The error traceback points to the final export, but I’m guessing from run times etc. that everything here is waiting on lazy evals until hitting the export. Previous testing with this workflow had been working fine with (a) using head instead of sample_rows/cols at step 3, and (b) sending the row table to_pandas instead of export at step 7. Trying to run with sample_rows/cols and to_pandas also hit a similar looking fatal error, but I didn’t save that error message.

On the batch side, job 2077741 is the culprit with 2 failing jobs (of 22925), but I don’t know enough to parse those java errors. From submission behavior it looked like job 2077740 is also related as the parent/control job. (I’m assuming you have already have access to the batch logs from your end, but happy to grab the those outputs if needed.) If you want to look at the version that failed with to_pandas instead of export, I think that was jobs 2077734 (parent) / 2077736 (3 failed of 22k).

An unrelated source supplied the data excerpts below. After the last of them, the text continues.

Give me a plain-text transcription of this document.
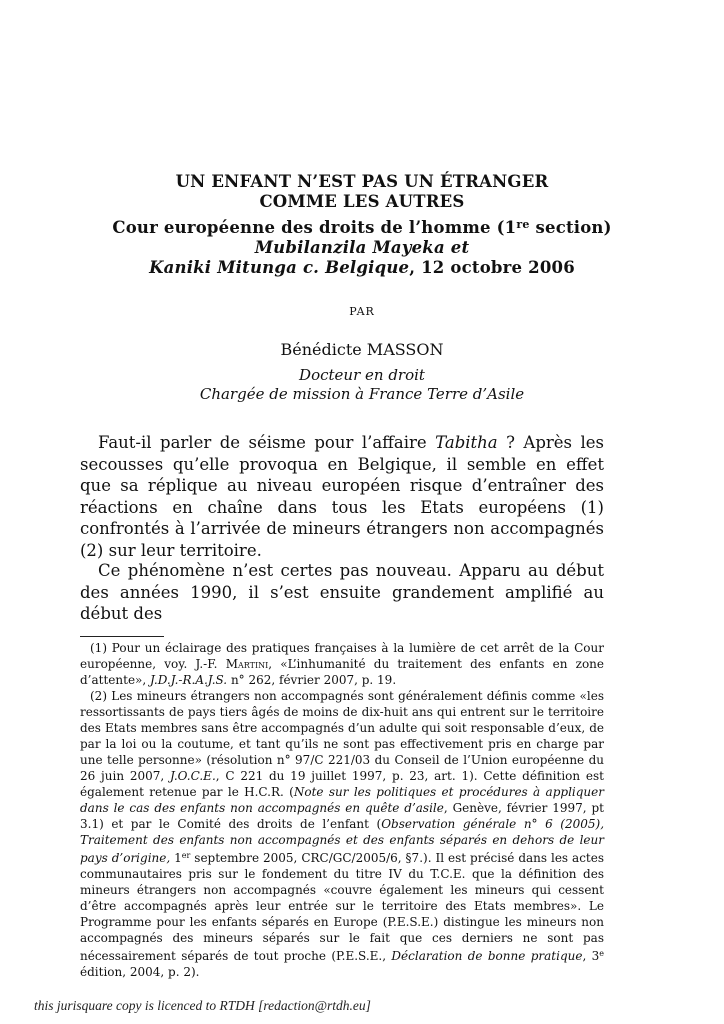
UN ENFANT N’EST PAS UN ÉTRANGER
COMME LES AUTRES
Cour européenne des droits de l’homme (1re section)
Mubilanzila Mayeka et
Kaniki Mitunga c. Belgique, 12 octobre 2006
PAR
Bénédicte MASSON
Docteur en droit
Chargée de mission à France Terre d’Asile

Faut-il parler de séisme pour l’affaire Tabitha ? Après les secousses qu’elle provoqua en Belgique, il semble en effet que sa réplique au niveau européen risque d’entraîner des réactions en chaîne dans tous les Etats européens (1) confrontés à l’arrivée de mineurs étrangers non accompagnés (2) sur leur territoire.

Ce phénomène n’est certes pas nouveau. Apparu au début des années 1990, il s’est ensuite grandement amplifié au début des

(1) Pour un éclairage des pratiques françaises à la lumière de cet arrêt de la Cour européenne, voy. J.-F. Martini, «L’inhumanité du traitement des enfants en zone d’attente», J.D.J.-R.A.J.S. n° 262, février 2007, p. 19.

(2) Les mineurs étrangers non accompagnés sont généralement définis comme «les ressortissants de pays tiers âgés de moins de dix-huit ans qui entrent sur le territoire des Etats membres sans être accompagnés d’un adulte qui soit responsable d’eux, de par la loi ou la coutume, et tant qu’ils ne sont pas effectivement pris en charge par une telle personne» (résolution n° 97/C 221/03 du Conseil de l’Union européenne du 26 juin 2007, J.O.C.E., C 221 du 19 juillet 1997, p. 23, art. 1). Cette définition est également retenue par le H.C.R. (Note sur les politiques et procédures à appliquer dans le cas des enfants non accompagnés en quête d’asile, Genève, février 1997, pt 3.1) et par le Comité des droits de l’enfant (Observation générale n° 6 (2005), Traitement des enfants non accompagnés et des enfants séparés en dehors de leur pays d’origine, 1er septembre 2005, CRC/GC/2005/6, §7.). Il est précisé dans les actes communautaires pris sur le fondement du titre IV du T.C.E. que la définition des mineurs étrangers non accompagnés «couvre également les mineurs qui cessent d’être accompagnés après leur entrée sur le territoire des Etats membres». Le Programme pour les enfants séparés en Europe (P.E.S.E.) distingue les mineurs non accompagnés des mineurs séparés sur le fait que ces derniers ne sont pas nécessairement séparés de tout proche (P.E.S.E., Déclaration de bonne pratique, 3e édition, 2004, p. 2).

this jurisquare copy is licenced to RTDH [redaction@rtdh.eu]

Let me know what additional info would be useful, if any. Thanks in advance for the help!

query_batch_dump.txt (29.9 KB)

I believe this is the same as a known issue with encodings that I’m looking into. I’ll have an update by Monday, I hope.

1 Like

Hi Tim, thanks for looking into this! If this is indeed related to your known issue, any suggestions on ways to potentially work around this for now?

Hi Raymond, sorry I didn’t update as promised! The fix is actually merged and if that’s the problem, version 0.2.94 will work.

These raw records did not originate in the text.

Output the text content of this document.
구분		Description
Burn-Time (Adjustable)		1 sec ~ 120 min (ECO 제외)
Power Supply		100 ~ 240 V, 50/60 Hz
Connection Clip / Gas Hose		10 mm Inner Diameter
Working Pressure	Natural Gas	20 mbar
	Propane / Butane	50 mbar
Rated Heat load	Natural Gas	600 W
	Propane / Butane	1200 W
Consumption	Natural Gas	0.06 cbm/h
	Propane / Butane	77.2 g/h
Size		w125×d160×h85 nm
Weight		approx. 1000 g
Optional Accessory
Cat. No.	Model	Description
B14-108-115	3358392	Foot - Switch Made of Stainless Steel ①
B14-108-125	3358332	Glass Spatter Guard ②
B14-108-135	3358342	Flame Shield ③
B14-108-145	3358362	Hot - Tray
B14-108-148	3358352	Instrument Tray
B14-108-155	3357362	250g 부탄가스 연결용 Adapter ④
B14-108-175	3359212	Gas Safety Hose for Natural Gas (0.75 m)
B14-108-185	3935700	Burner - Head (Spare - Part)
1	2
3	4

Thanks for the update! I still get a fatal error with 0.2.94 (log attached), but the error log is longer with a bit more structured content so maybe that’s progress?

Batch jobs IDs are 2334458 (parent) and 2334493 (22k tasks), and this time all the child jobs report success but the parent job says failure. Log for that parent job blames a StepInterruptedError causing ContainerDeletedError.

query_batch_dump2.txt (691.0 KB)

@jigold could you take a look here? There’s nothing that looks like a stack trace from the compiler in this error dump.

Raymond, one question that came up – is this replicable every time you submit?

Appears replicable, at least in the python traceback without trying to go through the full dump with a fine tooth comb. That’s only for a couple attempts though, hit the end of trail billing credit so I’ll need to swap things over before I can test further.